Esta semana, y como se reporta en nuestras páginas primera, tercera y séptima, el congreso ha negado o por lo menos demorado dos importantes ideas que el Presidente apoya.
Una muy importante para nosotros los inmigrantes, es la del Dream Act, una Ley que permitiría a menores que llegaron al país sin documentos un camino a la ciudadanía, a cambio de terminar sus estudios secundarios e incribirse en educación universitaria, y unirse al servicio militar.
La otra, una extensión a la reducción de impuestos que existe desde la época de George Bush; una idea que, de hecho, no hace parte de su programa, pero se había visto forzado a aceptar, a cambio de que el partido Republicano “trabara menos” sus iniciativas.
Un Presidente sin respaldo legislativo es, sin duda, una calamidad para cualquier país, más para este, que se debate en una crisis económica y de desempleo, sin parecer encontrar fórmulas para mejorar su posición en el ahora mucho más difícil y exigente ambiente mundial.

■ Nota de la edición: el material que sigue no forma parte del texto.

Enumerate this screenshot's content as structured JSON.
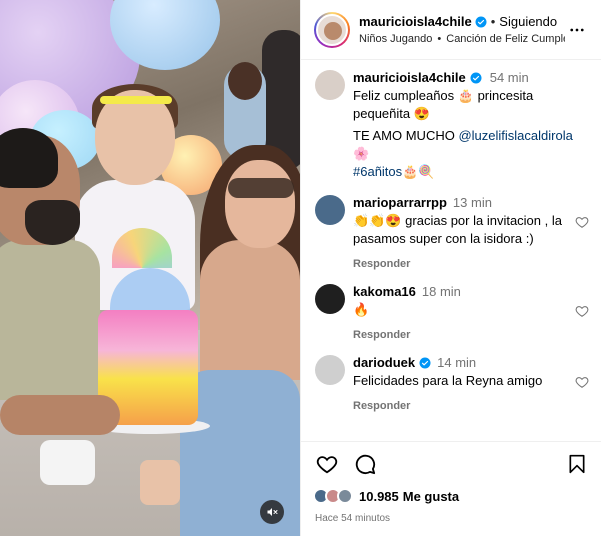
{
  "header": {
    "username": "mauricioisla4chile",
    "separator": "•",
    "follow_status": "Siguiendo",
    "audio_artist": "Niños Jugando",
    "audio_separator": "•",
    "audio_title": "Canción de Feliz Cumple…"
  },
  "caption": {
    "username": "mauricioisla4chile",
    "time": "54 min",
    "line1": "Feliz cumpleaños 🎂 princesita pequeñita 😍",
    "line2_prefix": "TE AMO MUCHO ",
    "mention": "@luzelifislacaldirola",
    "line2_suffix": " 🌸",
    "hashtag": "#6añitos",
    "hashtag_suffix": "🎂🍭"
  },
  "comments": [
    {
      "username": "marioparrarrpp",
      "time": "13 min",
      "text": "👏👏😍 gracias por la invitacion , la pasamos super con la isidora :)",
      "reply_label": "Responder"
    },
    {
      "username": "kakoma16",
      "time": "18 min",
      "text": "🔥",
      "reply_label": "Responder"
    },
    {
      "username": "darioduek",
      "time": "14 min",
      "text": "Felicidades para la Reyna amigo",
      "reply_label": "Responder"
    }
  ],
  "likes": {
    "count": "10.985",
    "label": "Me gusta"
  },
  "post_time": "Hace 54 minutos",
  "colors": {
    "verified": "#0095f6",
    "link": "#00376b",
    "muted": "#737373",
    "border": "#efefef"
  },
  "icons": {
    "verified": "verified-badge-icon",
    "more": "more-options-icon",
    "like": "heart-icon",
    "comment": "comment-icon",
    "save": "bookmark-icon",
    "mute": "muted-speaker-icon"
  }
}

El Presidente parece atorado, no parece existir esa idea que haga pensar al unísono al país o a sus legisladores.
Muchos de nosotros crecimos oyendo que, en los Estados Unidos, existía propósito común, que se lograban acuerdos y todos “empujaban” en la misma dirección.
Parece que no en este momento, quizás por desgracia no en esta generación; por lo menos, a partir de lo que se ha visto en estos dos años, no bajo el mandato de Barak Obama.
Y eso no es una noticia buena para nadie.